In response to language successfully added by Congresswoman Niki Tsongas to the Dodd-Frank Wall Street Reform and Consumer Protection Act, the Consumer Financial Protection Bureau today released their study of consumer credit scores, examining the difference in access that consumers have to credit information about themselves versus the access that lending institutions have.
Congresswoman Tsongas introduced the legislation after hearing from a number of constituents who were frustrated at not having the same access to their own credit score as the lenders who make decisions about the amount of credit they can access and the interest rate they receive on their mortgages, car loans, private student loans, and credit cards.
Validating these concerns, the CFPB found that fully 1 out of 5 consumers receives a "meaningfully different" score about him- or herself than the lender receives.
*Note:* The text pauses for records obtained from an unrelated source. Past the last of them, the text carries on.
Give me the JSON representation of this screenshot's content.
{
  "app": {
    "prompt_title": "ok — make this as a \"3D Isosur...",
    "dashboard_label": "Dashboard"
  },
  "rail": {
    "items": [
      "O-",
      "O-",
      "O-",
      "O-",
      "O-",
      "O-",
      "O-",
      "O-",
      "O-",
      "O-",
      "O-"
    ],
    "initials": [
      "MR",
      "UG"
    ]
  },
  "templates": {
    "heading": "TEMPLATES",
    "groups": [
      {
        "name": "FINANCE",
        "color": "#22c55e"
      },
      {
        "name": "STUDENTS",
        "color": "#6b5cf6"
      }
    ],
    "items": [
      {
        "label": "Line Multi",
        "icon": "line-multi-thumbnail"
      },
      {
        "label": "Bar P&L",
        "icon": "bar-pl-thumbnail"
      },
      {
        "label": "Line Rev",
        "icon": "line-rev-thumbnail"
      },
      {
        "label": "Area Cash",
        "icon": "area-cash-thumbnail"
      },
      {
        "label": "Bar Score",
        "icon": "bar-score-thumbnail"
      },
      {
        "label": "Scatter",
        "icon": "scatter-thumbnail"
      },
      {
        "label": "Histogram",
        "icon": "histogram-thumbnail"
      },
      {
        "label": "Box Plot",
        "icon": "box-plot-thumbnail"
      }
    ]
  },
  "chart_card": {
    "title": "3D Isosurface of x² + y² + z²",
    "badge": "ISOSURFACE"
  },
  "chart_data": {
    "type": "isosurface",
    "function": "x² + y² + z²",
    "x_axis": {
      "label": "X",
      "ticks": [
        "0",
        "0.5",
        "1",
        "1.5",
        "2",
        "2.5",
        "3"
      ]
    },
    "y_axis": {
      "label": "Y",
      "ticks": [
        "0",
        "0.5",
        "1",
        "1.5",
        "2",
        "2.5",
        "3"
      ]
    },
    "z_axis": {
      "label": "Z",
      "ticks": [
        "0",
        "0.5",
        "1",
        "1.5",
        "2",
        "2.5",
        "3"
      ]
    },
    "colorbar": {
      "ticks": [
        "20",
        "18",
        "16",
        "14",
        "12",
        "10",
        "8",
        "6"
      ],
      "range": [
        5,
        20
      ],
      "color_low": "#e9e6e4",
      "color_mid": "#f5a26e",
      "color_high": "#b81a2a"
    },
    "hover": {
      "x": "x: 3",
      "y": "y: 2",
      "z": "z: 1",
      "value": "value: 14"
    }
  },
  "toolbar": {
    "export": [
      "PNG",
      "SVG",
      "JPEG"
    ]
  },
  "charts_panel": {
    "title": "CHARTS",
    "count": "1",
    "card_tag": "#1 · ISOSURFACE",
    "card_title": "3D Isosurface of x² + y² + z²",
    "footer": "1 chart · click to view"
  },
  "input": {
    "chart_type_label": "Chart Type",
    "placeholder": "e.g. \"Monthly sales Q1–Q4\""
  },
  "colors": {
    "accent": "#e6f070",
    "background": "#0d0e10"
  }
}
According to the report, these differences affect both consumers who over- and underestimate their true ability to obtain credit: consumers "might be likely to apply for credit lines that would not be approved," which could further harm their credit scores because previous rejections are considered by potential lenders; or might "apply to lenders who offer less favorable terms" and "accept less favorable offers," resulting in "higher interest costs and possibly higher likelihoods of default due to the greater costs and difficulty of making monthly payments."
"While some large financial institutions have claimed that consumers aren't harmed by the current system, this study confirms that many are," said Congresswoman Tsongas. "As the CFPB begins to actively monitor the credit bureaus, I will be working with them to help level the playing field to ensure consumers are given the most accurate and effective tools possible."